For in-studio recording, the SM7B is an excellent mid-priced microphone that delivers outstanding quality. You’ll need a desk stand or boom to hold it (no, it doesn’t come with either), an XLR mic cable (6' , 10', or longer), and any other accessories (like pop filters) you might want. Keep in mind that all of this depends on your environment.
- You might need multiple of these if you plan on conducting in-person, sit-down sessions in-studio.
Oh, and this mic is big and needs a bit more gain than the H6 can put out. So you really, really need this next bit too.
This little connector (it’s really a preamp) is made of magic and really makes a big mic like the SM7B purr like a kitten when attached to the Zoom H6. Do you have to have it? No. However, it makes a big difference to the overall tone you’ll get from the SM7B. I have two, and I don’t know how I managed without them.

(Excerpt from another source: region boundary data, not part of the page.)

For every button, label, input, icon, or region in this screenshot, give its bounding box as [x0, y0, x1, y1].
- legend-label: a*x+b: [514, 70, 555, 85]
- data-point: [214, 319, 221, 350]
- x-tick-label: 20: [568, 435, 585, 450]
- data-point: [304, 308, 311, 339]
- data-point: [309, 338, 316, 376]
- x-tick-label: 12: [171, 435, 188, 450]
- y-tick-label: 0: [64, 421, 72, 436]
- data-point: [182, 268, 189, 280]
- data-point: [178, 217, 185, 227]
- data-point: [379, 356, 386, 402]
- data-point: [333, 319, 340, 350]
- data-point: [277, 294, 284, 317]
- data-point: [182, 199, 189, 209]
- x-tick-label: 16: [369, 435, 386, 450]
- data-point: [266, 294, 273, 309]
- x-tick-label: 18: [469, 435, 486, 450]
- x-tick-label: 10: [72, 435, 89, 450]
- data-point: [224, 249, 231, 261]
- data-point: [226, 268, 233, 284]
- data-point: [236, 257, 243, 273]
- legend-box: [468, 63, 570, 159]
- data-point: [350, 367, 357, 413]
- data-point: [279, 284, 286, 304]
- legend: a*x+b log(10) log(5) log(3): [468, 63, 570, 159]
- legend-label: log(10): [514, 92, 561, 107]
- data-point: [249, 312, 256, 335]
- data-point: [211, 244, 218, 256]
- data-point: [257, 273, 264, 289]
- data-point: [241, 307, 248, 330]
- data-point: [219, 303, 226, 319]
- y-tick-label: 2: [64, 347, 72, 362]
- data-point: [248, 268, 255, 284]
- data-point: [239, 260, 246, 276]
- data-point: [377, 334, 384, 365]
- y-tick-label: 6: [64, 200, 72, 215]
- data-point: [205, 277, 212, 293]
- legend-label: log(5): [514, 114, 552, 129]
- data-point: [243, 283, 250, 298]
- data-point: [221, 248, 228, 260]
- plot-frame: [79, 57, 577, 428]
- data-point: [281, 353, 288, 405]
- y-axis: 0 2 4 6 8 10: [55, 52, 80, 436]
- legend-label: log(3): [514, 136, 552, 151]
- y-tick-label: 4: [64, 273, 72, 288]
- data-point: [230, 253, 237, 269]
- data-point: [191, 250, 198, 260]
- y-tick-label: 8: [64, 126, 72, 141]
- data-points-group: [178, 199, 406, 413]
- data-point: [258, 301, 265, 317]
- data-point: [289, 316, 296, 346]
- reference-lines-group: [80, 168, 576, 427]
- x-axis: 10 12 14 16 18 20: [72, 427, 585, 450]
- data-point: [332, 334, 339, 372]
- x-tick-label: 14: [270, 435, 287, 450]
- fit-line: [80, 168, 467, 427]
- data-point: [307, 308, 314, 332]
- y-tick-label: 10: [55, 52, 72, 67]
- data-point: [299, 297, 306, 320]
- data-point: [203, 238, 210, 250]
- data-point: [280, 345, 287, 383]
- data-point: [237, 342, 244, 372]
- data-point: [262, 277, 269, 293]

Those are the items I use day in and day out. But they're not the only tools in my arsenal. So I'll keep going in case you find yourself needing something beyond an amazing studio setup.
If you travel a lot (like I do), the SM58 is a fantastic and nearly indestructible microphone. It’s hand-held, but you can attach it to a desk stand or boom easily. I’ve heard they’ve stopped shipping them with a foam wind cover (also called a “condom”), so check to see if you need to order one. And you’ll need to buy an XLR cable to connect it to the Zoom H6. If you are doing live interviews, get two.
- Using SM58s for your in-studio guest is a cheap(er) way to outfit your studio. I still recommend the host use something like the SM7B, as it’s a superior mic. But it’s acceptable to keep some SM58s on hand for add-on guests.
But before you buy that, do you really want your guest holding a mic in their hand? No, you don't.
If you’re doing a lot of remote interviews and want to be hands-free, get two of these great little lavaliere mics. They should come with the cables necessary to plug them right into the Zoom H6.
- The difference between an on-location conversation recorded on lavaliere vs a recorder set in between participants is legion. Listeners are becoming accustomed to quality audio recordings. Lavs win hands down over ambient room recording.
Feeling overwhelmed? Well, there are other options.
If your heart is set on a headset/mic combo, ignore all the ones you’ll find at your local big-box store. They’re built for gaming and phone calls instead of professional voice recording. Those that you see the sports announcers wearing are quite expensive, but the BPHS1 is a decent choice. It has an XLR output, so it plugs directly into the Zoom H6. Or you can buy a MOTU M2 2X2 USB interface to connect this mic (or any XLR mic) and your computer’s USB port.
(Disclaimer: I've used this equipment, but I do not own either. However, both are solid choices.)
For simplicity and acceptable sound quality, the Q2U is a great little piece of kit. It has an XLR input as well as USB, which makes me like it a lot more than USB-only mics. The kit contains the mic, a cheap desk stand, an XLR and a USB cable, so it’s ready to go out of the box. You’ll need a pop filter, because you probably need one with all microphones.
But there are many paths to a great sounding podcast.
No, you don’t need all of these. Heck, you don’t need any of these specifically. The greatest equipment in the world won’t save a crappy, hastily-assembled show. You’d think that fantastic equipment would cover up gaffs. In practice, it’s just the opposite. So before you buy anything, make sure you’re willing to invest the time, energy, and effort to make a great show. (And when you’re all-in on that, come back and buy all this great stuff!)